Un nuovo studio clinico controllato suggerisce che, in un programma dimagrante ipocalorico con colazione abbondante, non conta soltanto quante calorie si mangiano al mattino, ma anche da quali nutrienti provengono. In particolare, una colazione più ricca di proteine sembra favorire maggiormente il senso di sazietà, mentre una colazione più ricca di fibre mostra benefici più marcati sul microbiota intestinale e sui metaboliti microbici considerati favorevoli per la salute dell’intestino. È questo, in sintesi, il messaggio principale di un lavoro pubblicato sul British Journal of Nutrition, che ha valutato come la composizione della colazione influenzi appetito, perdita di peso, parametri metabolici e marcatori correlati alla salute intestinale in adulti con sovrappeso o obesità.

“Big breakfast” dimagranti con composizione diversa

Il razionale dello studio nasce da una linea di ricerca ormai consolidata: il timing dei pasti, oltre alla loro composizione, può influenzare la regolazione del peso corporeo. Negli ultimi anni, diversi studi hanno suggerito che concentrare una quota maggiore di calorie nella prima parte della giornata può associarsi a un migliore controllo glicemico e a una minore fame rispetto a un apporto calorico spostato verso la sera.

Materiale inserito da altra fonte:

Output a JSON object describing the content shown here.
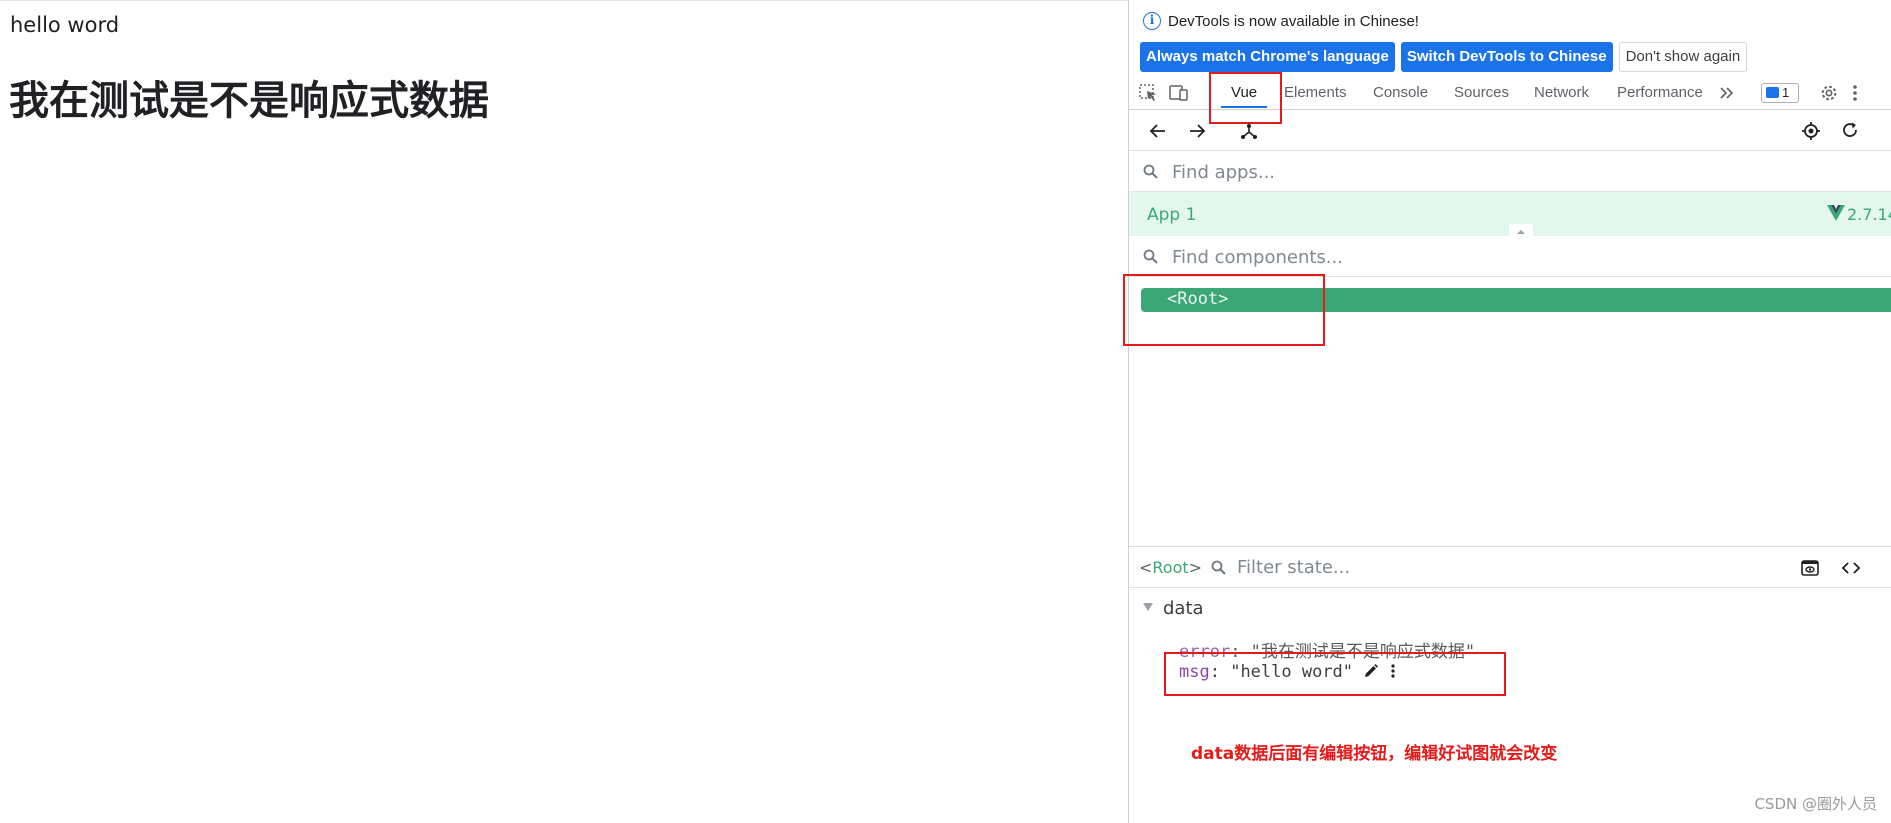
{
  "page": {
    "paragraph": "hello word",
    "heading": "我在测试是不是响应式数据"
  },
  "devtools": {
    "infobar": {
      "message": "DevTools is now available in Chinese!",
      "buttons": {
        "match_language": "Always match Chrome's language",
        "switch_chinese": "Switch DevTools to Chinese",
        "dont_show": "Don't show again"
      }
    },
    "tabs": [
      "Vue",
      "Elements",
      "Console",
      "Sources",
      "Network",
      "Performance"
    ],
    "active_tab": "Vue",
    "issues_count": "1",
    "app_search": {
      "placeholder": "Find apps..."
    },
    "app": {
      "name": "App 1",
      "version": "2.7.14"
    },
    "component_search": {
      "placeholder": "Find components..."
    },
    "tree": {
      "root_tag": "<Root>"
    },
    "state": {
      "crumb_open": "<",
      "crumb_name": "Root",
      "crumb_close": ">",
      "filter_placeholder": "Filter state...",
      "section": "data",
      "props": [
        {
          "key": "error",
          "value": "\"我在测试是不是响应式数据\""
        },
        {
          "key": "msg",
          "value": "\"hello word\""
        }
      ]
    }
  },
  "annotation": "data数据后面有编辑按钮，编辑好试图就会改变",
  "watermark": "CSDN @圈外人员",
  "colors": {
    "vue_green": "#3aa876",
    "chrome_blue": "#1a73e8",
    "annotation_red": "#e31b1b"
  }
}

Anche il concetto di “big breakfast”, cioè una colazione più sostanziosa rispetto agli altri pasti, si inserisce in questo filone. Tuttavia, una domanda è rimasta relativamente poco esplorata: a parità di distribuzione calorica nella giornata, è meglio puntare su una colazione più proteica o su una più ricca di fibre quando l’obiettivo è dimagrire e migliorare il profilo metabolico?

Per rispondere, i ricercatori hanno progettato uno studio randomizzato con disegno crossover, una scelta metodologica interessante perché permette a ogni partecipante di fungere da proprio controllo. In pratica, gli stessi soggetti hanno seguito, in periodi diversi e separati da un washout, due diete dimagranti ipocaloriche con identica distribuzione delle calorie nei tre pasti, ma diversa composizione in macronutrienti. Prima delle fasi di perdita di peso, il protocollo prevedeva anche una breve fase ad libitum e una fase di mantenimento, utile per standardizzare il contesto metabolico.

I partecipanti erano adulti sani con sovrappeso o obesità, tra 18 e 75 anni. Il campione finale comprendeva 19 persone, con età media di 57,4 anni e un BMI medio di 33,3 kg/m², quindi in fascia di obesità. Un dato da tenere presente nell’interpretazione è che il campione era composto in larga parte da uomini (solo due donne), aspetto che limita la generalizzabilità dei risultati all’intera popolazione.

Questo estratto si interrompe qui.